CEMENTATION OF HIGH PRESSURE RESERVOIRS: MICRO- TO REGIONAL SCALE PROCESSES

Fluid-rock interaction may result in cementation of pores and/or fractures, which significantly changes the transport properties of rocks. The study of cementation is of great interest because it seals fluids pathways, carries minerals/ ores and thus covers multiple disciplines such as crystallography, geochemistry and structural geology. Based on case studies from sedimentary environments, microstructural implications will be addressed and an outlook on future developments will be given.

Multiple fracturing and sealing events can be deduced from deformed rocks, often resulting in cementations on fracture planes, generally called veins.
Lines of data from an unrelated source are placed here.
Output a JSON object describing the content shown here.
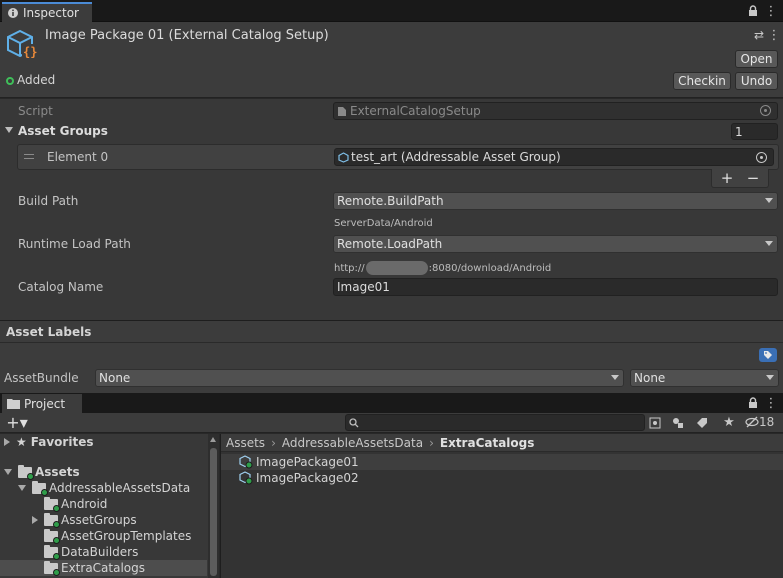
{
  "inspector": {
    "tab_label": "Inspector",
    "asset_title": "Image Package 01 (External Catalog Setup)",
    "status": "Added",
    "buttons": {
      "open": "Open",
      "checkin": "Checkin",
      "undo": "Undo"
    },
    "script_label": "Script",
    "script_value": "ExternalCatalogSetup",
    "asset_groups_label": "Asset Groups",
    "asset_groups_count": "1",
    "element_label": "Element 0",
    "element_value": "test_art (Addressable Asset Group)",
    "add_label": "+",
    "remove_label": "−",
    "build_path_label": "Build Path",
    "build_path_value": "Remote.BuildPath",
    "build_path_resolved": "ServerData/Android",
    "runtime_load_path_label": "Runtime Load Path",
    "runtime_load_path_value": "Remote.LoadPath",
    "runtime_load_prefix": "http://",
    "runtime_load_suffix": ":8080/download/Android",
    "catalog_name_label": "Catalog Name",
    "catalog_name_value": "Image01",
    "asset_labels": "Asset Labels",
    "asset_bundle_label": "AssetBundle",
    "asset_bundle_value": "None",
    "asset_bundle_variant": "None"
  },
  "project": {
    "tab_label": "Project",
    "hidden_count": "18",
    "favorites": "Favorites",
    "assets": "Assets",
    "tree": [
      "AddressableAssetsData",
      "Android",
      "AssetGroups",
      "AssetGroupTemplates",
      "DataBuilders",
      "ExtraCatalogs"
    ],
    "breadcrumb": [
      "Assets",
      "AddressableAssetsData",
      "ExtraCatalogs"
    ],
    "files": [
      "ImagePackage01",
      "ImagePackage02"
    ]
  },
  "colors": {
    "accent": "#4b8bd6",
    "added": "#3fbf5a",
    "label_tag": "#3a6fb5"
  }
}
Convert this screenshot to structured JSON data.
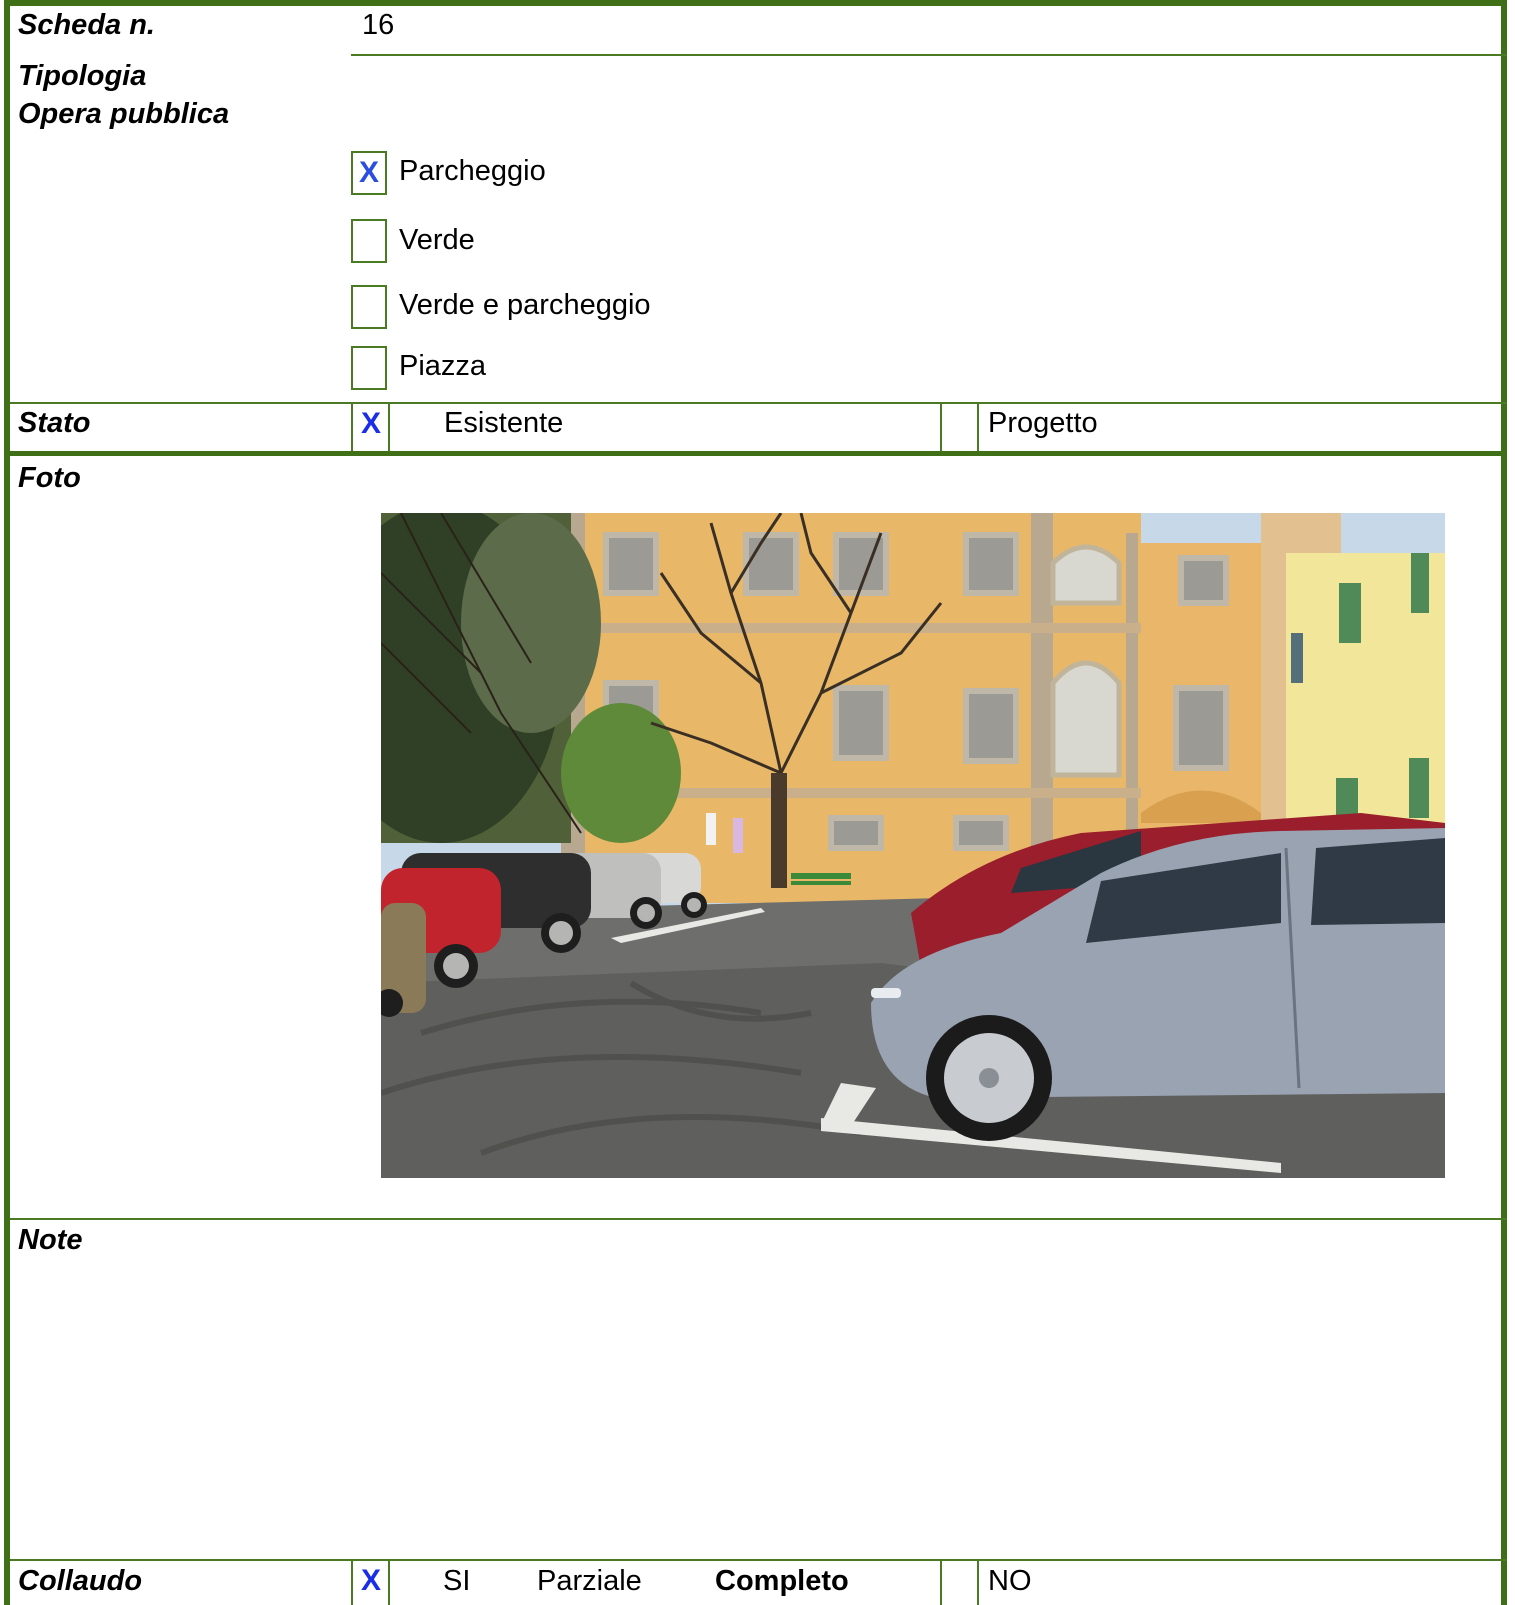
{
  "scheda": {
    "label": "Scheda n.",
    "value": "16"
  },
  "tipologia": {
    "label_line1": "Tipologia",
    "label_line2": "Opera pubblica",
    "options": [
      {
        "label": "Parcheggio",
        "checked": true,
        "mark": "X"
      },
      {
        "label": "Verde",
        "checked": false,
        "mark": ""
      },
      {
        "label": "Verde e parcheggio",
        "checked": false,
        "mark": ""
      },
      {
        "label": "Piazza",
        "checked": false,
        "mark": ""
      }
    ]
  },
  "stato": {
    "label": "Stato",
    "esistente_mark": "X",
    "esistente_label": "Esistente",
    "progetto_mark": "",
    "progetto_label": "Progetto"
  },
  "foto": {
    "label": "Foto"
  },
  "note": {
    "label": "Note",
    "text": ""
  },
  "collaudo": {
    "label": "Collaudo",
    "si_mark": "X",
    "si_label": "SI",
    "parziale_label": "Parziale",
    "completo_label": "Completo",
    "no_mark": "",
    "no_label": "NO"
  },
  "colors": {
    "border": "#3f6f17",
    "check_mark": "#1a2ee8"
  }
}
The clastic Triassic rocks from NW Germany were cemented with fibrous calcite in a weakly consolidated rock and later inflated by high-pressure fluids precipitating blocky anhydrite (Nollet et al. 2005, Hilgers et al. 2006). Mesozoic limestones exposed in a large anticline in Oman also show multiple fracture and sealing events during extension and compression phases (Hilgers et al 2006, Holland et al 2009). Early fibrous and blocky calcite veins are host rock buffered, and the system opens up at later stages with blocky calcite veins as precipitates from the fluid phase. In both case study areas, fibrous microstructures grow at an early stage. Isotope analyses allow inferences on transport mechanisms associated with the cements. This results in a detailed understanding of the fluid history during deformation if linked with the observed vein microstructures and the relative timing of vein sequences.
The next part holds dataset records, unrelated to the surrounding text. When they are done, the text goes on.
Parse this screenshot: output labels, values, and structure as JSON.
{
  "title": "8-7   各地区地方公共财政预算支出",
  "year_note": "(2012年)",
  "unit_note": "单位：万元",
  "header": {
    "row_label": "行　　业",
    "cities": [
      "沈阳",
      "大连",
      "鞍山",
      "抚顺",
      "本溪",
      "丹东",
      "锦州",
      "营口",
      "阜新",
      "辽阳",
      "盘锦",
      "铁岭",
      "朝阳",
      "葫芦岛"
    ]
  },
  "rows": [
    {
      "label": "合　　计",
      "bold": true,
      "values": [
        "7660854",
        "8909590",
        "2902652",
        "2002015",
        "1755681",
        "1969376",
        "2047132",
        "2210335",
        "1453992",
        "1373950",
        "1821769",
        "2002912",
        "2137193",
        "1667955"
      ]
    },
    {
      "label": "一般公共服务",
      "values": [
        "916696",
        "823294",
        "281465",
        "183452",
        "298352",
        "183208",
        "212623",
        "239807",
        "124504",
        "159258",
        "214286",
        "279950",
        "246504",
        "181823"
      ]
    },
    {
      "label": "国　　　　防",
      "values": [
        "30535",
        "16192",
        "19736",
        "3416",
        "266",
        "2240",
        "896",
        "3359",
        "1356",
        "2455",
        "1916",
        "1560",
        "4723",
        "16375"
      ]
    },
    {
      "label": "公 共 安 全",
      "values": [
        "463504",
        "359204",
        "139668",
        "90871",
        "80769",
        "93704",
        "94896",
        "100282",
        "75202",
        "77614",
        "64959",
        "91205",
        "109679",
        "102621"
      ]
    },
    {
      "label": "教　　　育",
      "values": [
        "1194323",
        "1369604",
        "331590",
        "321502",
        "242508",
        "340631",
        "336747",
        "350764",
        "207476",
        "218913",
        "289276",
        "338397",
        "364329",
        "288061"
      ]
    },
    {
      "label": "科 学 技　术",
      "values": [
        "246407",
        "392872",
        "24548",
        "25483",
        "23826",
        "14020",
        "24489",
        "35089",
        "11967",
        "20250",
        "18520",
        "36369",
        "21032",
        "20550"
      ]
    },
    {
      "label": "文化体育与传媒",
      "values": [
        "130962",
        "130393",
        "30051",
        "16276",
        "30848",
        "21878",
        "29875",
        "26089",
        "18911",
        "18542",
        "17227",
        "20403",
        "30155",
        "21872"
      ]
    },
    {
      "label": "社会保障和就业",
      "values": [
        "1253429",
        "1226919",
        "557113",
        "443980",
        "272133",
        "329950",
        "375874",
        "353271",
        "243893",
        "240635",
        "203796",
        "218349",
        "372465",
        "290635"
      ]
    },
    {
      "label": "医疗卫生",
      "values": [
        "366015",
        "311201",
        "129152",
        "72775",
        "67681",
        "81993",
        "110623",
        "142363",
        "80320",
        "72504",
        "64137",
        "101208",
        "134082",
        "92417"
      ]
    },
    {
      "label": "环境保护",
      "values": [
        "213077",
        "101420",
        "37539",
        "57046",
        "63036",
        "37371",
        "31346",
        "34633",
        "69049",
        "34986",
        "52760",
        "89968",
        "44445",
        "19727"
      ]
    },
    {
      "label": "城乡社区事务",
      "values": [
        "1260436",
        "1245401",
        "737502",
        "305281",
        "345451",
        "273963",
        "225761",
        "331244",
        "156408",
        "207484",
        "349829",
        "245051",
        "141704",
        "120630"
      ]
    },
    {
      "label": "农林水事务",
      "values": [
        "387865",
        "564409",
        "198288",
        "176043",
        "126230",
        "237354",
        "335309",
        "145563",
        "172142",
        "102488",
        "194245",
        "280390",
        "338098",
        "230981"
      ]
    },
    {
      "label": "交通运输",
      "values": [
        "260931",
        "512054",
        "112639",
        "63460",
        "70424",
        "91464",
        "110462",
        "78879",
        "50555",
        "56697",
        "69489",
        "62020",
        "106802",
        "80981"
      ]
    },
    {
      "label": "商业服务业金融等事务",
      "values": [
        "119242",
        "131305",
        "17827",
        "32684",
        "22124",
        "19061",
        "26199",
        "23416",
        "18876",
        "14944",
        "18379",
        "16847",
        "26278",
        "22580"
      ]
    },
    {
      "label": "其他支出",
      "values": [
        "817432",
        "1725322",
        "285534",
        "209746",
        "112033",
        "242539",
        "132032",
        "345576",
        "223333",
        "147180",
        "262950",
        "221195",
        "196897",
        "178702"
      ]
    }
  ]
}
Using the microstructures observed in rocks and the transport mechanisms deduced from case study areas, experimental and numerical simulations can better quantify the conditions during cementation. It is shown that the permeability during fibrous growth must have been low, formed during small opening-sealing increments. Blocky veins grow in open or partly open fractures and thus can grow at much higher permeability. Such veins can also be used to infer the transport direction.

A better, quantitative understanding of cementation processes on the micro-scale will improve the understanding of fracture and sealing processes. Further developments will result in more quantitative tools and 3d simulations, which can be upscaled to a sedimentary environments.